My transition
from childhood through adolescence to being a Cameroonian woman is one packed
with several experiences; some I find funny, some hurtful and some just
surprising. Growing in an overly conservative society did not really prepare me
for what to expect as a woman in this century. I pride myself in my rich
heritage and culture. I pride myself in the strength of home training in
Cameroon. I pride myself for the sanctity given to marriage in my community.
However, as strong as all these may be, I believe it still did not adequately
prepare me to be a Cameroonian woman.
As I transitioned
from childhood to adulthood, I was taught first that becoming a woman meant I was
one day going to be a wife and a mother.
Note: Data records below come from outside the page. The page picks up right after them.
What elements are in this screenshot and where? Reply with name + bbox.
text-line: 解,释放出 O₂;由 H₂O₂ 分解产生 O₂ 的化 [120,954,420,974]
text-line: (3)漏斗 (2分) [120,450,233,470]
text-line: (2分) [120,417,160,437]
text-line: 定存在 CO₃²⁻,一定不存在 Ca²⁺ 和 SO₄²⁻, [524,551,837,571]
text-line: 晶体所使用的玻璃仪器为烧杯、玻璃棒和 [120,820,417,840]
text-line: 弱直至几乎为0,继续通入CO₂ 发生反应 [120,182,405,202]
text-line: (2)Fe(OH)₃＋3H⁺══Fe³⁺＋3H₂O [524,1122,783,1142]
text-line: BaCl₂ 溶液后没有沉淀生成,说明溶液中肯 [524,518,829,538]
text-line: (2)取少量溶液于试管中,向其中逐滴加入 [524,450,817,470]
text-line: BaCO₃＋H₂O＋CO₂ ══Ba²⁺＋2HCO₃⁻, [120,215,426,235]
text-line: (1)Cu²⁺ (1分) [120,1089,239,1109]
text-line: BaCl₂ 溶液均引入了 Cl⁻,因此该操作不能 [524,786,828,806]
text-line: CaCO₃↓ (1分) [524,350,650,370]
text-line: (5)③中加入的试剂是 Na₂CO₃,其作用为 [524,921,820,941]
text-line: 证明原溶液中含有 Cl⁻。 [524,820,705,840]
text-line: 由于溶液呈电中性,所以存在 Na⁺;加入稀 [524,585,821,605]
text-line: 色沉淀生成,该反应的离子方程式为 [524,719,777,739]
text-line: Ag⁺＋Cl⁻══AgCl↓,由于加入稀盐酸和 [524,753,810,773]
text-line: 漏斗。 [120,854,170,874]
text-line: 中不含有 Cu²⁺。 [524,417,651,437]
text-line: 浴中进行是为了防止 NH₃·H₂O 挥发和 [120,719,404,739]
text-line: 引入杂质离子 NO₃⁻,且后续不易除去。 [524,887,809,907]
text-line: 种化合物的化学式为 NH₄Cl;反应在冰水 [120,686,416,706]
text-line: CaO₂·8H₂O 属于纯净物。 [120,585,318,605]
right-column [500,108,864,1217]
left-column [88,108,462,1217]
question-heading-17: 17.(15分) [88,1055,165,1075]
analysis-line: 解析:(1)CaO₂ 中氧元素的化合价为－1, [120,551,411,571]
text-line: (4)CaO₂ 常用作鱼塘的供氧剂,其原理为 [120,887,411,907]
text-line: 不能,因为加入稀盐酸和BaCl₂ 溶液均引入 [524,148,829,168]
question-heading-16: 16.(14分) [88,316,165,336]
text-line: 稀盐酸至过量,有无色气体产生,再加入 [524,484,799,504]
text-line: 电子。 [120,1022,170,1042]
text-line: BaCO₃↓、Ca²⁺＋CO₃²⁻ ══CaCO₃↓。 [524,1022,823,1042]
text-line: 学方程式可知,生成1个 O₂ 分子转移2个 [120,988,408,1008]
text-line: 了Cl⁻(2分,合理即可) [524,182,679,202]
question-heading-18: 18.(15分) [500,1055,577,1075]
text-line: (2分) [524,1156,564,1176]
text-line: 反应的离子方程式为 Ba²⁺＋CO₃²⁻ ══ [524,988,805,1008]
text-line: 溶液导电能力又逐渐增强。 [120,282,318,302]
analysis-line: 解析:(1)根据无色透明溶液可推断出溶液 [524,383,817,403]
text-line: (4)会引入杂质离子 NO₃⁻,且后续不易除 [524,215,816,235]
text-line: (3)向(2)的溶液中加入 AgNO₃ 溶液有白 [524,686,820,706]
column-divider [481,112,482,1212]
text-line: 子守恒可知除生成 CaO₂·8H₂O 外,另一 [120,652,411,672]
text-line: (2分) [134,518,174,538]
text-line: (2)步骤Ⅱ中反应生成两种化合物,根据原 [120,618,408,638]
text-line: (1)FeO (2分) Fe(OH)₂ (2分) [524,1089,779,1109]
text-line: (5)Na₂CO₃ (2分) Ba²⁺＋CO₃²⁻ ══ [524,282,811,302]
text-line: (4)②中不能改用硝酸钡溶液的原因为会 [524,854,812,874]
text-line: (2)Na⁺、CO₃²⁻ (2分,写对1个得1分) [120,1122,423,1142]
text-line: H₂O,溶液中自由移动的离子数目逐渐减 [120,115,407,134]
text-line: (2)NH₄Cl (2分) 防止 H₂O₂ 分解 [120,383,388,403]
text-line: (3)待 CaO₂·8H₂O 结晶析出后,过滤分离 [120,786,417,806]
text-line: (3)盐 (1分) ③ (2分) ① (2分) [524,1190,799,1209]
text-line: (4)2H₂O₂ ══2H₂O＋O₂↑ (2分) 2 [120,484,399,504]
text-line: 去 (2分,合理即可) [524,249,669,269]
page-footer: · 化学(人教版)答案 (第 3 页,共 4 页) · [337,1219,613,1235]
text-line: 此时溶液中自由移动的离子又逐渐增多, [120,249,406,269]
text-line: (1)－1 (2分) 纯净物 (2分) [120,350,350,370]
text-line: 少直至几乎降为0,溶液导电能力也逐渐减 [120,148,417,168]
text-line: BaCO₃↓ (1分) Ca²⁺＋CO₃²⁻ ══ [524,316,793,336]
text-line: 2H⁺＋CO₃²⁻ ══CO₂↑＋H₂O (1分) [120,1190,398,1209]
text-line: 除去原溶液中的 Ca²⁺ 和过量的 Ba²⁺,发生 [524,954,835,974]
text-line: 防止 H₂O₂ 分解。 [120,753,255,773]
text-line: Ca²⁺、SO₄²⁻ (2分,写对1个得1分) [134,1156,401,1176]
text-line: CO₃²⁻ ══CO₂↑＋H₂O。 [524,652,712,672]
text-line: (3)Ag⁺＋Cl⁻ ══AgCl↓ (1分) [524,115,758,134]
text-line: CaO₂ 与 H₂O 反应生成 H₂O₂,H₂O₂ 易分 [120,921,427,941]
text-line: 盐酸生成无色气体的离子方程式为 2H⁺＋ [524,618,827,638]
Through those years, I learned how to
cook; as they say the way to a man’s heart is through his stomach. I learned how
to look after the needs of a house whole and be a mother to my younger siblings.
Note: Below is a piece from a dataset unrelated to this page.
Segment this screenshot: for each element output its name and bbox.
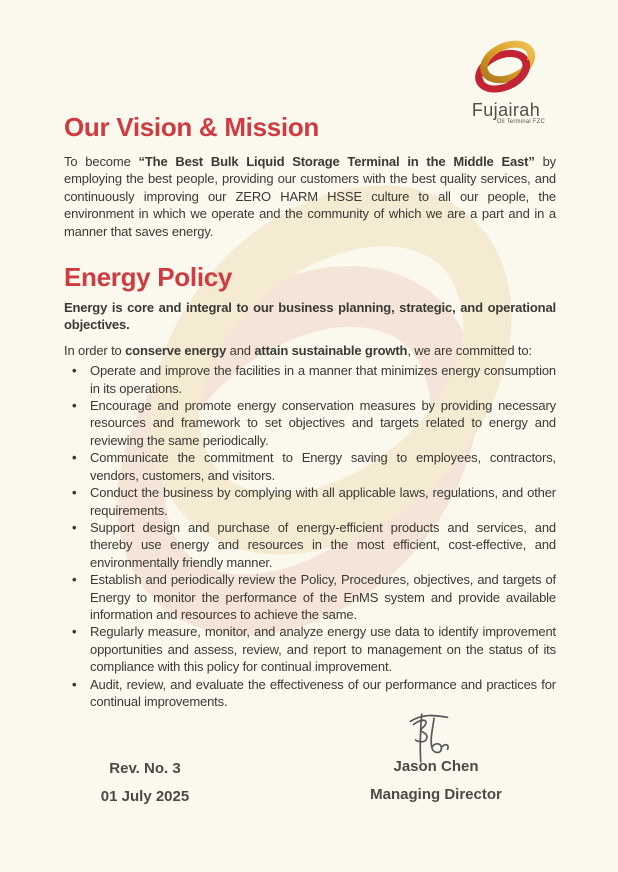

I remembered severally; whenever I was playing or watching T.V. and had to be
called to cook or do house chores and complained, my mum will say; “You will
have to be someone’s wife someday and not your brothers…” That was it…I grew to
understand the changes in my body and had to teach my mind to go with it…Owing
to the conservative nature of my community, sexuality, relationships and men
were hardly discussed between parents and their children. Most of what I got to
know on these topics came from the television and books I read.
As I found my
way through boarding school, I gradually began to realize what being feminine
in Cameroon meant. I watched my colleagues date and wondered what the hype
about that was about. Buried in my books, I made it through secondary and high
school void of any male relationship. As an excited young woman, I happily
ventured into the university. It was another world different from the
conservative world I had been brought up in. It was here where I found out a
young Cameroon woman was viewed by a young Cameroon man as an object on a trader’s
tray…Through my university years and beyond, I realized beyond the protected
walls behind which my parents shielded me was a world where women were
objectified, demeaned, used and broken. Irrespective of how smart, beautiful or
talented a woman was in Cameroon; there existed a guy who would not look past
her breast and skirt. The good girls get messed up by bad guys who will one day
look for a good girl and marry…
As I pondered
on this and asked myself what went wrong, I realized the question I should be
asking was rather, “Where did it go wrong?” It went wrong at our homes…the
traditional method of raising children where more pressure is put on the girl
child to be a wife has failed. We are training wives, but are we training
husbands? We are raising ladies, but are we raising gentlemen? As we teach our
daughters to be wives and to submit to husbands, it is but fair we raise sons
who will love and respect women. Sex and sexuality should be incorporated in
home discussions in order to prevent the crazy experiments going on in our
school systems and society as a whole. We should kill the culture that defines a woman only as a wife
or mother. We should kill a culture that discourages women from pursuing
visions beyond the milieu of marriage. In an age of great immorality, our
children need to be more equipped to face the world…As much as we cherish a
conservative culture that shies away from certain issue; we should keep in mind
that if we don’t choose to talk about these things when they matter, when we
choose to talk about them, it would be too late.